Number of ISN survivors that lived at 17 and 28 The Muntings children’s homes. 5 girls aged 2 – 15 years. 1 girl moved to The Muntings when Collins Meadow children’s home closed in 1981 and 1 boy (1974)
Numbers of children living at 17 and 28 The Muntings children’s homes named by ISN survivors: 12 boys and girls. 1 girl is said to have lived at number 28 but no other records state the number of the house the child was in.
Residential staff named by ISN survivors as working at The Muntings
Life at 17 and 28 The Muntings children’s homes
In 1980 one boy age 13 was refused a place there on the grounds that children from London did not settle in Stevenage and as there were no male staff. It was said by a manager that the children could go to a large leisure centre nearby and that the school was good. One girl who was very young was described as very active and had to be ‘restrained.’ Others describe the racism and extensive emotional abuse with a shocking description by one survivor of being on the manager’s ‘forceful instigation’, ‘tied up and hung bodily (arms and neck) by a tree in the back garden and pelted with Apples for a half an hour as a humiliation for the other residents to witness‘. This memory is as vivid to him today as when he was 7 years old.
‘She jointly was subject to and witnessed considerable emotional/psychological abuse while resident at 17 The Muntings, Stevenage. In our last few months there (Summer 1976) we were told that we would not be ‘allowed’ to go on a foreign holiday to Austria with the 3 other favourite/favoured children. My sister along with us was also forced to endure eating stale desert and extreme cold weather outdoors without suitable clothing. Appropriate skin and hair care were denied to all of us. We were repeatedly told that the ‘native’ language our father spoke was “not fit for monkeys” and that that was why “English was the first language of he country“‘ (ISN survivor)
17 – 28 The Muntings, Stevenage: ‘Operating since the early 70’s. Managed by a single unmarried woman . When we arrived there from Widbury, Ware in April 1974 we did so after one or two weekend visits where we were able to get used to the four other children who lived there and the assistant carer.

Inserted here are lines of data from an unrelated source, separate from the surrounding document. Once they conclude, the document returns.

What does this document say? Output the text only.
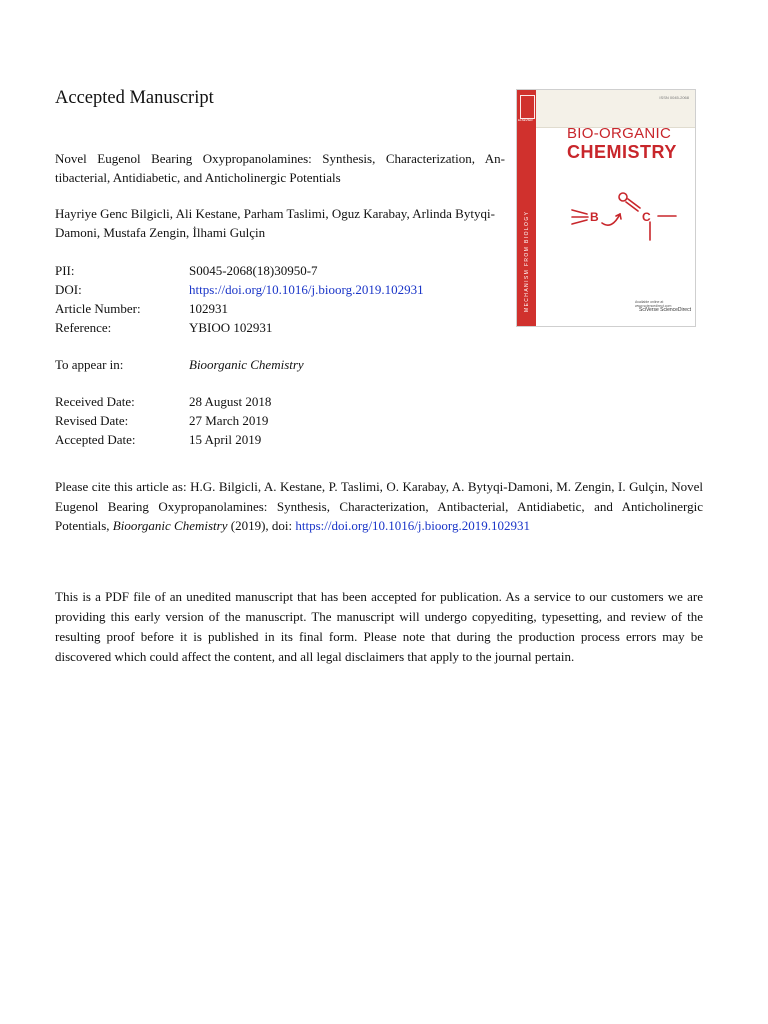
Accepted Manuscript
Novel Eugenol Bearing Oxypropanolamines: Synthesis, Characterization, An-tibacterial, Antidiabetic, and Anticholinergic Potentials
Hayriye Genc Bilgicli, Ali Kestane, Parham Taslimi, Oguz Karabay, Arlinda Bytyqi-Damoni, Mustafa Zengin, İlhami Gulçin
PII:	S0045-2068(18)30950-7
DOI:	https://doi.org/10.1016/j.bioorg.2019.102931
Article Number:	102931
Reference:	YBIOO 102931
To appear in:	Bioorganic Chemistry
Received Date:	28 August 2018
Revised Date:	27 March 2019
Accepted Date:	15 April 2019
Please cite this article as: H.G. Bilgicli, A. Kestane, P. Taslimi, O. Karabay, A. Bytyqi-Damoni, M. Zengin, I. Gulçin, Novel Eugenol Bearing Oxypropanolamines: Synthesis, Characterization, Antibacterial, Antidiabetic, and Anticholinergic Potentials, Bioorganic Chemistry (2019), doi: https://doi.org/10.1016/j.bioorg.2019.102931
This is a PDF file of an unedited manuscript that has been accepted for publication. As a service to our customers we are providing this early version of the manuscript. The manuscript will undergo copyediting, typesetting, and review of the resulting proof before it is published in its final form. Please note that during the production process errors may be discovered which could affect the content, and all legal disclaimers that apply to the journal pertain.
ISSN 0045-2068
ELSEVIER
MECHANISM FROM BIOLOGY
BIO-ORGANIC
CHEMISTRY
B	C
Available online at www.sciencedirect.com
SciVerse ScienceDirect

The manager was very fond of her dog ‘Precious’ who she would give priority in sitting and eating at the table, over me, especially! She was of Irish heritage, from Liverpool originally. Her method of abuse was to demonstrably (in front of) the the other ‘favoured’ children humiliate through verbal abuse and or deprivation of an item or activity, one of the three of us to the point that we came to fear her entrance to or presence within the house. An ‘atmosphere of fear’ was the norm. ‘. (ISN survivor)

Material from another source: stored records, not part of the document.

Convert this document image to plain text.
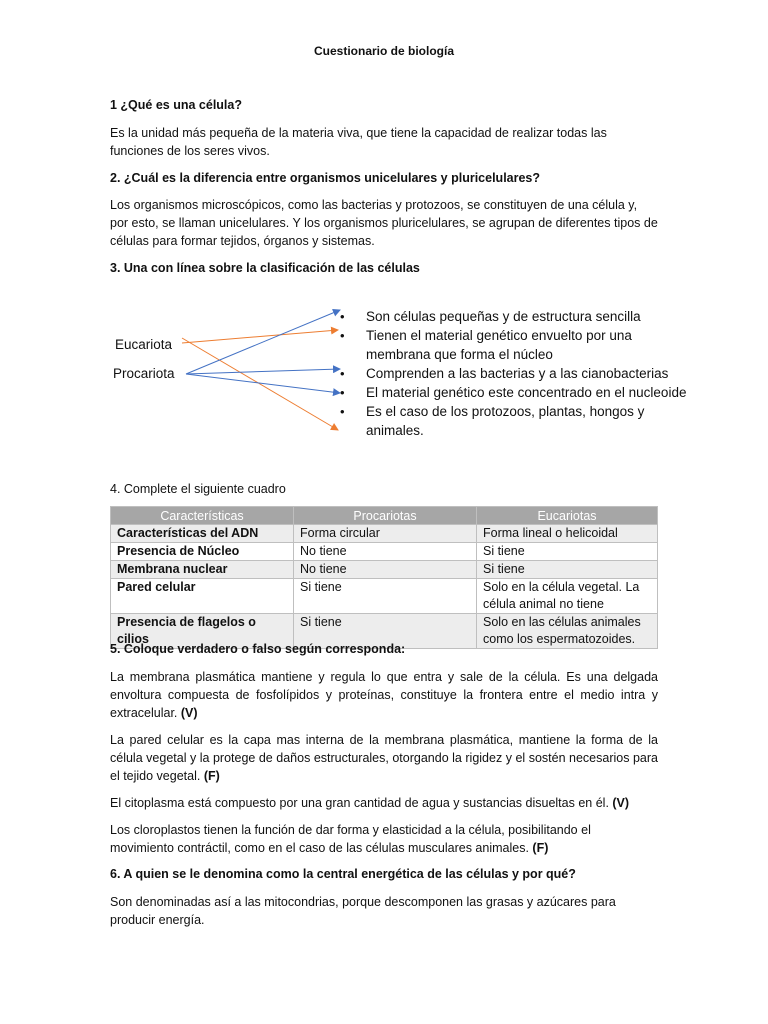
Cuestionario de biología
1 ¿Qué es una célula?
Es la unidad más pequeña de la materia viva, que tiene la capacidad de realizar todas las funciones de los seres vivos.
2. ¿Cuál es la diferencia entre organismos unicelulares y pluricelulares?
Los organismos microscópicos, como las bacterias y protozoos, se constituyen de una célula y, por esto, se llaman unicelulares. Y los organismos pluricelulares, se agrupan de diferentes tipos de células para formar tejidos, órganos y sistemas.
3. Una con línea sobre la clasificación de las células
Eucariota
Procariota
• Son células pequeñas y de estructura sencilla
• Tienen el material genético envuelto por una membrana que forma el núcleo
• Comprenden a las bacterias y a las cianobacterias
• El material genético este concentrado en el nucleoide
• Es el caso de los protozoos, plantas, hongos y animales.
4. Complete el siguiente cuadro
Características	Procariotas	Eucariotas
Características del ADN	Forma circular	Forma lineal o helicoidal
Presencia de Núcleo	No tiene	Si tiene
Membrana nuclear	No tiene	Si tiene
Pared celular	Si tiene	Solo en la célula vegetal. La célula animal no tiene
Presencia de flagelos o cilios	Si tiene	Solo en las células animales como los espermatozoides.
5. Coloque verdadero o falso según corresponda:
La membrana plasmática mantiene y regula lo que entra y sale de la célula. Es una delgada envoltura compuesta de fosfolípidos y proteínas, constituye la frontera entre el medio intra y extracelular. (V)
La pared celular es la capa mas interna de la membrana plasmática, mantiene la forma de la célula vegetal y la protege de daños estructurales, otorgando la rigidez y el sostén necesarios para el tejido vegetal. (F)
El citoplasma está compuesto por una gran cantidad de agua y sustancias disueltas en él. (V)
Los cloroplastos tienen la función de dar forma y elasticidad a la célula, posibilitando el movimiento contráctil, como en el caso de las células musculares animales. (F)
6. A quien se le denomina como la central energética de las células y por qué?
Son denominadas así a las mitocondrias, porque descomponen las grasas y azúcares para producir energía.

26 and 29 Peartree Way, Leaves Spring, Stevenage, Herts
Numbers of ISN survivors who lived in Peartree Way children’s homes: 0
Number of children in Peartree Way children’s homes named by ISN survivors: 3: 2 boys age 14 years and 1 girl age 13 years. There are no records of which houses they lived in.
Residential staff named by ISN survivors as working at Peartree Way: 1 woman
Life in Peartree Way children’s homes
No information available
66 Hydean Way, Leaves Spring, Stevenage, Herts
Numbers of ISN survivors who lived in Hydean Way children’s home
3: 2 girls and 1 boy all were aged 14 years
Numbers of children named by ISN survivors as living in Hydean Way children’s home: 8
5 girls and 3 boys (4 teenagers and 4 young children)
Residential staff named by ISN survivors as working in Hydean Way children’s home: 8 women and 3 men
Life at 66 Hydean Way children’s home
Two big council houses were joined together with 1 front door in the middle. One girl went to Stevenage College and passed her exams and said the town was safe. One survivor told ISN that at this home she was treated as a human being and not a 2nd class citizen. Social work visits were twice a year or more often if needed. A social worker commented on the married couple in charge as having an easy, relaxed way with teenagers. However in 1971 there was a change of managers and the social worker described them as ‘new and inexperienced – needing support’ and said that the children were having to adjust to a different, more controlled, regime.